In our pre-training task
Posted: Thu Mar 27, 2025 10:42 am
.“flatten” multivariate time series, considering all variates as a single sequence. Patches are subsequently projected into vector representations via a multi-patch size input projection layer. The [mask] signifies a learnable embedding that replaces patches falling within the forecast horizon. The output tokens are then decoded via the multi-patch size output projection into the parameters of the mixture distribution. While not visualized, (non-learnable) instance normalization is applied to inputs/outputs, aligning with the current standard dentist data practice for deep forecasting models.
, we formulate the objective to optimize the mixture distribution log-likelihood. The design of both the data distribution and task distribution are two critical aspects of the pre-training pipeline. This design imparts versatile capabilities to our Large Time Series Model (LTM), enabling it to adapt to a range of downstream tasks. This flexibility stands in contrast to the prevailing deep forecasting paradigm, where models are typically specialized for specific datasets and settings.

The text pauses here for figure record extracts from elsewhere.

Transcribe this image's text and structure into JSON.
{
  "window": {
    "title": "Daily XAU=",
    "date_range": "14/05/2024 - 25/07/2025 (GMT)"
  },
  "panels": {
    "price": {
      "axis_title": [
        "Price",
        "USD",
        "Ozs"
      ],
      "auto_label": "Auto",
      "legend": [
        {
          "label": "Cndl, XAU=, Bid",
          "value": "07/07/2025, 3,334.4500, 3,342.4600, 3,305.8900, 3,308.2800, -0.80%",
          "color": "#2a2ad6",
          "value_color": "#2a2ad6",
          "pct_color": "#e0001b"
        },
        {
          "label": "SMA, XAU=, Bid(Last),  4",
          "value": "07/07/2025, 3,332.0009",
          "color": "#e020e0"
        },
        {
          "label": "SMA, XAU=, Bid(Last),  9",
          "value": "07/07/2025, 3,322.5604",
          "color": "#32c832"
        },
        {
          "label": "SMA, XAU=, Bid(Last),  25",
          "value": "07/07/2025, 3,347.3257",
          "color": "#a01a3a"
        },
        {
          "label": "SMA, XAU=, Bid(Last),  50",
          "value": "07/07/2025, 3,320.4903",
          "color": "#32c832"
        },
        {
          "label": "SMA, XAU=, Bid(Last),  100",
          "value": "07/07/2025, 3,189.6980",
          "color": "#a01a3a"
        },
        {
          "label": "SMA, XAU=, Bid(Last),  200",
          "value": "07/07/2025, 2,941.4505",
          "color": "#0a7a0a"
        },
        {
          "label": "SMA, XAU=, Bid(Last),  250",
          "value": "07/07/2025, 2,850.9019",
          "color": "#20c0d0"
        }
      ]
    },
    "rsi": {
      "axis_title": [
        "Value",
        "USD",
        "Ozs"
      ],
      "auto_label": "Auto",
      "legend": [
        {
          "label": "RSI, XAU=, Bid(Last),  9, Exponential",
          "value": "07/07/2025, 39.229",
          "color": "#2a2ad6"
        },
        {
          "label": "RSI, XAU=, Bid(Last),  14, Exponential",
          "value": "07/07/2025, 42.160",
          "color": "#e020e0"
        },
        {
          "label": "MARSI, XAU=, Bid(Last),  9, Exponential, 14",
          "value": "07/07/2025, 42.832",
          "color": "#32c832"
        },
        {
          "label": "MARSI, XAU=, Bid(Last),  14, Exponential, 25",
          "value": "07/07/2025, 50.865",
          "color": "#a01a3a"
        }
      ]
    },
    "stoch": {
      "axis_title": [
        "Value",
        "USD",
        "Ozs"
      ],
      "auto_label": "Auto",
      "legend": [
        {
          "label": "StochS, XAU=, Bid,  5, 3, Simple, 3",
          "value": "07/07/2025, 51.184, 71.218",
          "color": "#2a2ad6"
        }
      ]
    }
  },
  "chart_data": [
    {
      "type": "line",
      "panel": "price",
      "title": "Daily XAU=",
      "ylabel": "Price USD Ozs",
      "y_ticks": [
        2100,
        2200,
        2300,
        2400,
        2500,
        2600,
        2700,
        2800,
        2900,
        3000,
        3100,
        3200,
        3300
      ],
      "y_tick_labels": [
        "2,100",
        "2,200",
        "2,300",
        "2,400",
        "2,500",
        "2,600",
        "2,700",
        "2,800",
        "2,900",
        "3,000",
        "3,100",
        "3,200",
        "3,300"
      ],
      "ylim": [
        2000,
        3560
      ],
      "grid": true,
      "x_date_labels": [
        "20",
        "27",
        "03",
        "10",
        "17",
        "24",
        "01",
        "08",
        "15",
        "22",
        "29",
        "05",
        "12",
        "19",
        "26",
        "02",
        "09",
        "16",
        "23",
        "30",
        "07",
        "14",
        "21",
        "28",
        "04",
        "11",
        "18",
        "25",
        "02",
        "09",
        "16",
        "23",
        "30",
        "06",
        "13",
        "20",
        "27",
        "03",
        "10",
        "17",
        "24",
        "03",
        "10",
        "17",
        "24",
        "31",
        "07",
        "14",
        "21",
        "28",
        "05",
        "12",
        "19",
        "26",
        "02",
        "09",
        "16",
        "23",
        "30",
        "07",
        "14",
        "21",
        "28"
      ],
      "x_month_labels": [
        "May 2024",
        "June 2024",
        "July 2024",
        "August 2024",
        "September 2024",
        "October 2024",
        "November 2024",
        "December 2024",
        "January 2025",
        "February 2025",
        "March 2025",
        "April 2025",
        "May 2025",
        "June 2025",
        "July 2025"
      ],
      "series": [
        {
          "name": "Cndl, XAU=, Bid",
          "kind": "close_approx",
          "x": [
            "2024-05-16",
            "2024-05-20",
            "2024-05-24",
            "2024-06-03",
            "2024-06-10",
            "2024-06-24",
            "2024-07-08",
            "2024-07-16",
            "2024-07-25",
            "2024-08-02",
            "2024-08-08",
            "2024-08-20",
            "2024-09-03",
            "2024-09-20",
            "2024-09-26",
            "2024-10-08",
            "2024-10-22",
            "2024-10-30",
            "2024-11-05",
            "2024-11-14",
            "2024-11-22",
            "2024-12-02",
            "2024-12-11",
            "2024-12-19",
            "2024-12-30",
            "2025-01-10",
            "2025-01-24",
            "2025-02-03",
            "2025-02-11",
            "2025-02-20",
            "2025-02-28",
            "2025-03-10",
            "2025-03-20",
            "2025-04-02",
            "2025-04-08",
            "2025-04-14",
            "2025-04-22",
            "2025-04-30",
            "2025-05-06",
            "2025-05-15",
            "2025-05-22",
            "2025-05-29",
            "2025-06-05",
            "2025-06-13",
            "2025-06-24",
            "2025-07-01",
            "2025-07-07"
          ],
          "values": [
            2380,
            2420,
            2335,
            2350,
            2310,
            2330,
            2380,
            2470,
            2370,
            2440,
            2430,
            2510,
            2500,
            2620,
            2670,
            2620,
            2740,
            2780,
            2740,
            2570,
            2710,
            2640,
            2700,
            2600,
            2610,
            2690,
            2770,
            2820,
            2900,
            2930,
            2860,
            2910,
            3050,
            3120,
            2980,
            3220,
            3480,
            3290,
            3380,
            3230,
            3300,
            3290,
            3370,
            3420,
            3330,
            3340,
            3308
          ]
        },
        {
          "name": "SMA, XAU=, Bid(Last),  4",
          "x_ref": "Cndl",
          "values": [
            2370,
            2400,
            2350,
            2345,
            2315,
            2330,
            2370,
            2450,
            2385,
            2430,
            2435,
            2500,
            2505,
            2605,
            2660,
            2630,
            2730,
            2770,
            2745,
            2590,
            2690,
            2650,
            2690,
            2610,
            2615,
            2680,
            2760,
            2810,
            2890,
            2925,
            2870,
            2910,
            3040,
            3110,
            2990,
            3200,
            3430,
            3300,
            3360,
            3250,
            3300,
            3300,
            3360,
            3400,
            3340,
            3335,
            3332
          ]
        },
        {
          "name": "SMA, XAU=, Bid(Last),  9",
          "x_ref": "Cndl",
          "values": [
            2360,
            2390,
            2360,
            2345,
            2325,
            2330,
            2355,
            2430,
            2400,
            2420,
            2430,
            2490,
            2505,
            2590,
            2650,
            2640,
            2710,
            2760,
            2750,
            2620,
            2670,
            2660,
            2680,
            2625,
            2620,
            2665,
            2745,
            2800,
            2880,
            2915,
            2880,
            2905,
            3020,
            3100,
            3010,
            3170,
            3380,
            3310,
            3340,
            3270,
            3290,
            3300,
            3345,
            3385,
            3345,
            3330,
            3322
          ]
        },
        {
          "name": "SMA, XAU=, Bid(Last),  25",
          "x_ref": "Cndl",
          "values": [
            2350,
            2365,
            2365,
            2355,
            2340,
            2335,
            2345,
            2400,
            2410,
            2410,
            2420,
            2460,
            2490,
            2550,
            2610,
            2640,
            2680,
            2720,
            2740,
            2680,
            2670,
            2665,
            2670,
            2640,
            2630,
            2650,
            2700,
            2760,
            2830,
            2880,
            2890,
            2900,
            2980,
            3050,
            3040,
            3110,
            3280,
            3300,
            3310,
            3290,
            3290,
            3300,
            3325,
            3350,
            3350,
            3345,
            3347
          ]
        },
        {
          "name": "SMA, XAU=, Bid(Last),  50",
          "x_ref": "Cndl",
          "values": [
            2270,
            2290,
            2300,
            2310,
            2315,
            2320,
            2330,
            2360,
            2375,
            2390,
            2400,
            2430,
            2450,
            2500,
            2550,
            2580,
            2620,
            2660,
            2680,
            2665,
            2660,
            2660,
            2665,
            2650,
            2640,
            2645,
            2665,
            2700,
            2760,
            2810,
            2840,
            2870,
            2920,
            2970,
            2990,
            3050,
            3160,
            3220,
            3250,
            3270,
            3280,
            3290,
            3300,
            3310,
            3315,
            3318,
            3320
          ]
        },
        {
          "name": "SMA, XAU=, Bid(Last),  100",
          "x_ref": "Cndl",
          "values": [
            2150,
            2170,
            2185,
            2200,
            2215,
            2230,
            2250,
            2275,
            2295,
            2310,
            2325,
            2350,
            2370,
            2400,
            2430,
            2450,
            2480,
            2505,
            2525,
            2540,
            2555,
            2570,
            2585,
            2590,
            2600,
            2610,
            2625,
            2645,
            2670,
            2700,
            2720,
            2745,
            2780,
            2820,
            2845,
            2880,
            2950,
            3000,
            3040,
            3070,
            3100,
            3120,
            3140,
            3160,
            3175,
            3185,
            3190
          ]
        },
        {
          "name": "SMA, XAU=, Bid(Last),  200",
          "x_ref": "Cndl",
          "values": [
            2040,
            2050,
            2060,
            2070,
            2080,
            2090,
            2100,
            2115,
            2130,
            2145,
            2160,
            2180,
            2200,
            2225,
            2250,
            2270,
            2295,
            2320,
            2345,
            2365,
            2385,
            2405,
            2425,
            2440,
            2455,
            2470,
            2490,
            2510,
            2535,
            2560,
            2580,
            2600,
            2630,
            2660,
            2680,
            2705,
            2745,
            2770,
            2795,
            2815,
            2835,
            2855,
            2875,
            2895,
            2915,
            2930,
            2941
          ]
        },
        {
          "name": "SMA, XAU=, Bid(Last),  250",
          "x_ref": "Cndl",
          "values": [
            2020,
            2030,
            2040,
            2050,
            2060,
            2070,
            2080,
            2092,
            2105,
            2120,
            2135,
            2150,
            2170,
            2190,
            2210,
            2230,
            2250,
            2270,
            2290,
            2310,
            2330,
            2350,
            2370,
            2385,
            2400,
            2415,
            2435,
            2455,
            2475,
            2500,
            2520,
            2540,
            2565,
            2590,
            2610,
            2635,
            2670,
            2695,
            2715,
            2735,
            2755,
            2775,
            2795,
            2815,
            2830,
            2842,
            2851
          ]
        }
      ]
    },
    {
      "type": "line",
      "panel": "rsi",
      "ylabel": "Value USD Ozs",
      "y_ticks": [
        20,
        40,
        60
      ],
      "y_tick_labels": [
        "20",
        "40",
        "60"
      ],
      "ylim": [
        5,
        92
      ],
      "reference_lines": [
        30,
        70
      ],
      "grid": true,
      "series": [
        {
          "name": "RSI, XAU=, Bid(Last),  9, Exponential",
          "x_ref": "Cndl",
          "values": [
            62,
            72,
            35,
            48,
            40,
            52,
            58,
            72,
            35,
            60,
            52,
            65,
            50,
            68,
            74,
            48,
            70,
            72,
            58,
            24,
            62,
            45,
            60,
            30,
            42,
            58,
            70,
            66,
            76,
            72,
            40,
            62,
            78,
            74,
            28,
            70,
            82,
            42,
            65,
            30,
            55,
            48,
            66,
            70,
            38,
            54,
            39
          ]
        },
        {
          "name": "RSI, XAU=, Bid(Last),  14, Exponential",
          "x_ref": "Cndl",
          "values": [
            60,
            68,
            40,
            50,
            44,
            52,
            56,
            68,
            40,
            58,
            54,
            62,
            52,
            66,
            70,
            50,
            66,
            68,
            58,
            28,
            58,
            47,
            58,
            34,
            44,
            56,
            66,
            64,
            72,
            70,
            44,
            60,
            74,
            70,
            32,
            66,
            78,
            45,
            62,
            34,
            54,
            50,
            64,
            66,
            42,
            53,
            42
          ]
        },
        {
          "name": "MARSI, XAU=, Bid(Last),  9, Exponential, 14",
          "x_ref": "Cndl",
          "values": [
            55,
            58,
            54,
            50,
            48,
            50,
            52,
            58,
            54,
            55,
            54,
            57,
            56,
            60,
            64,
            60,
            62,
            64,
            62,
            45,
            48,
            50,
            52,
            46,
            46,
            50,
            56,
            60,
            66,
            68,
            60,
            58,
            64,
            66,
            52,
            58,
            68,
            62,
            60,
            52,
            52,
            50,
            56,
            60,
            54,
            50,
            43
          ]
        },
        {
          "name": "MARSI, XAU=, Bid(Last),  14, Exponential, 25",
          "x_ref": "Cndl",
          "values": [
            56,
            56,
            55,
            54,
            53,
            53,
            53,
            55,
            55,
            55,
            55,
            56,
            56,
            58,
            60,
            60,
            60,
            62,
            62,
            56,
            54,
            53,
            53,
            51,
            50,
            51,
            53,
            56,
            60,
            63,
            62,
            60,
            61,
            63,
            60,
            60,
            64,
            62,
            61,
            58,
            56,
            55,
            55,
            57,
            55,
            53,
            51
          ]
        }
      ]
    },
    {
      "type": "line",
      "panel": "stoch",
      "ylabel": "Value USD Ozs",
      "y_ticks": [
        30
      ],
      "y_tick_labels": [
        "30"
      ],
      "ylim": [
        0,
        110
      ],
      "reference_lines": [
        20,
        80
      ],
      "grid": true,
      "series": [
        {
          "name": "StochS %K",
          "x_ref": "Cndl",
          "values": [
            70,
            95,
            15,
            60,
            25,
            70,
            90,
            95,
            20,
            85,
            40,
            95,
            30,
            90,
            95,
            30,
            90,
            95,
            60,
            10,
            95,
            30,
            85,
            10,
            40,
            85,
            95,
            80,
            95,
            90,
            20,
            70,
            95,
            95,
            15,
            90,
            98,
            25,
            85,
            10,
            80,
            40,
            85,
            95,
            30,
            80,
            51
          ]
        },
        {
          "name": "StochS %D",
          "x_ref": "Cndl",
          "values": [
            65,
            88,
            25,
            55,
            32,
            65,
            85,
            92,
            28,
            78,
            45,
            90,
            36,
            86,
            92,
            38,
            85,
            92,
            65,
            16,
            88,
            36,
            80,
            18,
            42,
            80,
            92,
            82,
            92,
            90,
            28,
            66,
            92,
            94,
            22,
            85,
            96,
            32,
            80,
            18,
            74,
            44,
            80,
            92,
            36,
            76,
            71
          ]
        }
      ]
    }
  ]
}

, we formulate the objective to optimize the mixture distribution log-likelihood. The design of both the data distribution and task distribution are two critical aspects of the pre-training pipeline. This design imparts versatile capabilities to our Large Time Series Model (LTM), enabling it to adapt to a range of downstream tasks. This flexibility stands in contrast to the prevailing deep forecasting paradigm, where models are typically specialized for specific datasets and settings.